Compassionate Atlanta works around the intersection of gender, sexuality, race, ethnicity, mental health, disability and HIV. The group was “surprised and honored,” according to co-director Iyabo Onipede.
“We are all about birthing, growing and partnering to uplift compassion,” Onipede told Project Q. “This is how we build healthy, thriving communities where everyone feels a sense of belonging. We want everyone to have a place at the table.”
Atlanta man cameos in VMA performance
An Atlanta HIV activist also made a brief appearance in Lil Nas X’s performance at the MTV Video Music Awards on Sept. 12. The rapper performed two songs, “Montero (Call Me By Your Name)” and “Industry Baby.”
Mardrequs Harris wore the number 433,816 to represent the number of people with HIV in the South as of 2015. Harris is the director of community investments for the Southern AIDS Coalition.
“This experience was surreal!” Harris said in a press release. “Having the opportunity to share the stage with Lil Nas X was something I never would have imagined. And to have him use his platform to raise awareness about HIV stigma is invaluable to our work.”

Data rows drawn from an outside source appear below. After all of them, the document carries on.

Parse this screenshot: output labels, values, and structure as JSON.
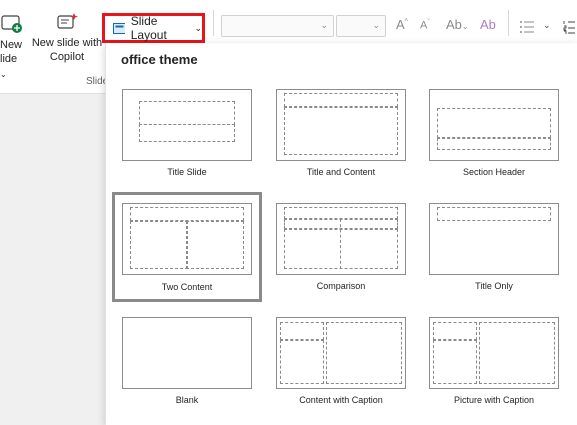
{
  "ribbon": {
    "new_slide_line1": "New",
    "new_slide_line2": "lide",
    "copilot_line1": "New slide with",
    "copilot_line2": "Copilot",
    "group_label": "Slide",
    "layout_button": "Slide Layout"
  },
  "gallery": {
    "theme_title": "office theme",
    "layouts": [
      {
        "label": "Title Slide"
      },
      {
        "label": "Title and Content"
      },
      {
        "label": "Section Header"
      },
      {
        "label": "Two Content"
      },
      {
        "label": "Comparison"
      },
      {
        "label": "Title Only"
      },
      {
        "label": "Blank"
      },
      {
        "label": "Content with Caption"
      },
      {
        "label": "Picture with Caption"
      }
    ],
    "selected_layout": "Two Content"
  },
  "colors": {
    "highlight": "#e8151b",
    "accent": "#0f6cbd"
  },
  "icons": [
    "new-slide-icon",
    "copilot-icon",
    "layout-icon",
    "chevron-down-icon",
    "increase-font-icon",
    "decrease-font-icon",
    "change-case-icon",
    "clear-format-icon",
    "bullets-icon",
    "numbering-icon"
  ]
}
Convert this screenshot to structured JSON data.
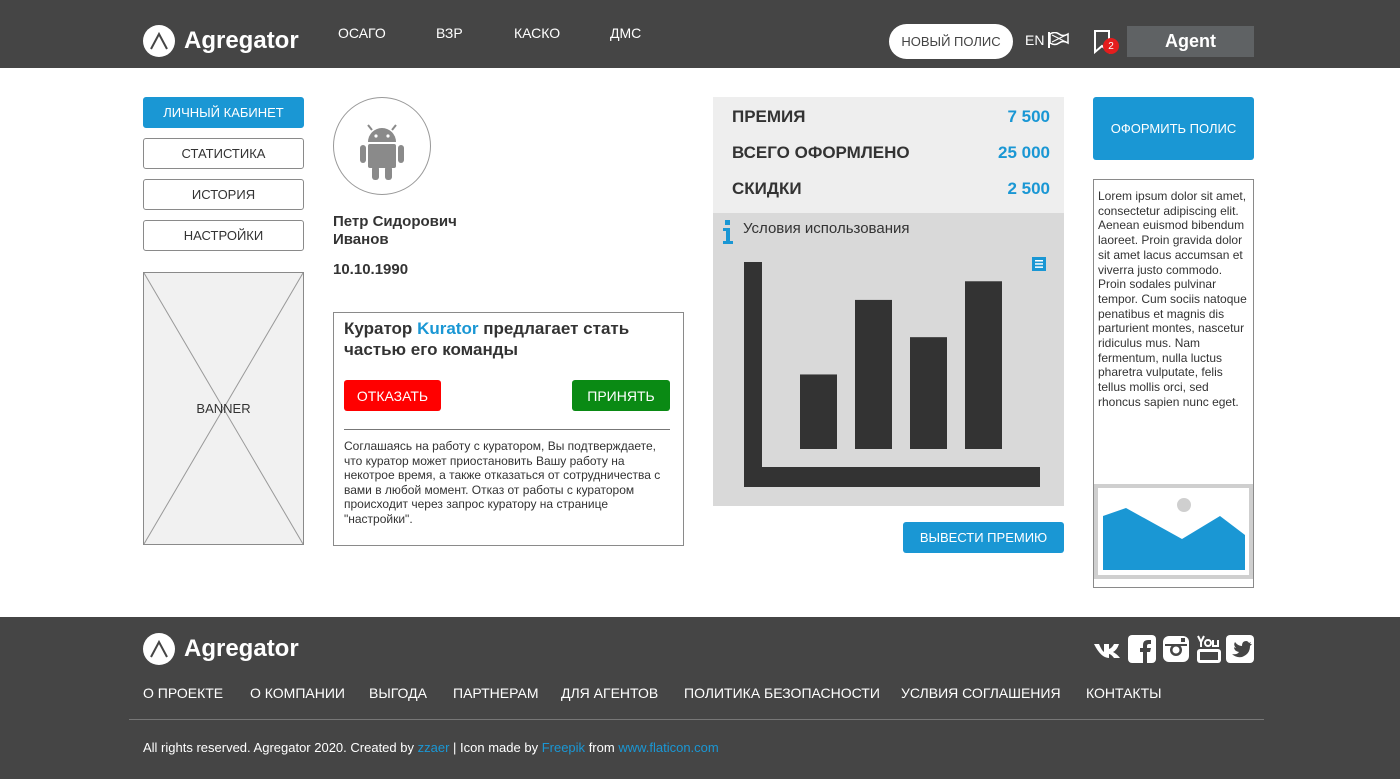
{
  "header": {
    "brand": "Agregator",
    "nav": [
      "ОСАГО",
      "ВЗР",
      "КАСКО",
      "ДМС"
    ],
    "new_policy": "НОВЫЙ ПОЛИС",
    "lang": "EN",
    "notifications": "2",
    "user": "Agent"
  },
  "sidebar": {
    "items": [
      "ЛИЧНЫЙ КАБИНЕТ",
      "СТАТИСТИКА",
      "ИСТОРИЯ",
      "НАСТРОЙКИ"
    ],
    "active": "ЛИЧНЫЙ КАБИНЕТ",
    "banner": "BANNER"
  },
  "profile": {
    "first_line": "Петр Сидорович",
    "last_line": "Иванов",
    "dob": "10.10.1990"
  },
  "invite": {
    "prefix": "Куратор",
    "curator": "Kurator",
    "suffix": "предлагает стать частью его команды",
    "decline": "ОТКАЗАТЬ",
    "accept": "ПРИНЯТЬ",
    "note": "Соглашаясь на работу с куратором, Вы подтверждаете, что куратор может приостановить Вашу работу на некотрое время, а также отказаться от сотрудничества с вами в любой момент. Отказ от работы с куратором происходит через запрос куратору на странице \"настройки\"."
  },
  "stats": [
    {
      "label": "ПРЕМИЯ",
      "value": "7 500"
    },
    {
      "label": "ВСЕГО ОФОРМЛЕНО",
      "value": "25 000"
    },
    {
      "label": "СКИДКИ",
      "value": "2 500"
    }
  ],
  "panel": {
    "title": "Условия использования",
    "info_icon": "info-icon",
    "menu_icon": "menu-icon"
  },
  "chart_data": {
    "type": "bar",
    "categories": [
      "",
      "",
      "",
      ""
    ],
    "values": [
      2,
      4,
      3,
      4.5
    ],
    "title": "",
    "xlabel": "",
    "ylabel": "",
    "ylim": [
      0,
      5.5
    ],
    "grid": false,
    "bar_color": "#333333",
    "axis_color": "#333333"
  },
  "actions": {
    "withdraw": "ВЫВЕСТИ ПРЕМИЮ",
    "issue": "ОФОРМИТЬ ПОЛИС"
  },
  "lorem": "Lorem ipsum dolor sit amet, consectetur adipiscing elit. Aenean euismod bibendum laoreet. Proin gravida dolor sit amet lacus accumsan et viverra justo commodo. Proin sodales pulvinar tempor. Cum sociis natoque penatibus et magnis dis parturient montes, nascetur ridiculus mus. Nam fermentum, nulla luctus pharetra vulputate, felis tellus mollis orci, sed rhoncus sapien nunc eget.",
  "footer": {
    "brand": "Agregator",
    "nav": [
      "О ПРОЕКТЕ",
      "О КОМПАНИИ",
      "ВЫГОДА",
      "ПАРТНЕРАМ",
      "ДЛЯ АГЕНТОВ",
      "ПОЛИТИКА БЕЗОПАСНОСТИ",
      "УСЛВИЯ СОГЛАШЕНИЯ",
      "КОНТАКТЫ"
    ],
    "copyright_prefix": "All  rights reserved. Agregator 2020. Created by",
    "author": "zzaer",
    "icon_prefix": "| Icon made by",
    "icon_author": "Freepik",
    "from": "from",
    "site": "www.flaticon.com",
    "social": [
      "vk-icon",
      "facebook-icon",
      "instagram-icon",
      "youtube-icon",
      "twitter-icon"
    ]
  },
  "colors": {
    "accent": "#1a97d4",
    "dark": "#454545",
    "decline": "#ff0000",
    "accept": "#0a8a14"
  }
}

“When public figures like Lil Nas X — particularly those from the U.S. South — use their platforms to communicate HIV facts, it encourages a new generation to join this fight to end this epidemic once and for all,” added Dafina Ward, Southern AIDS Coalition’s executive director.
Lil Nas X went on to win Video of the Year during the awards show. He also retweeted the Gay & Lesbian Alliance Against Defamation with a picture of Harris and dancers from the VMA performance.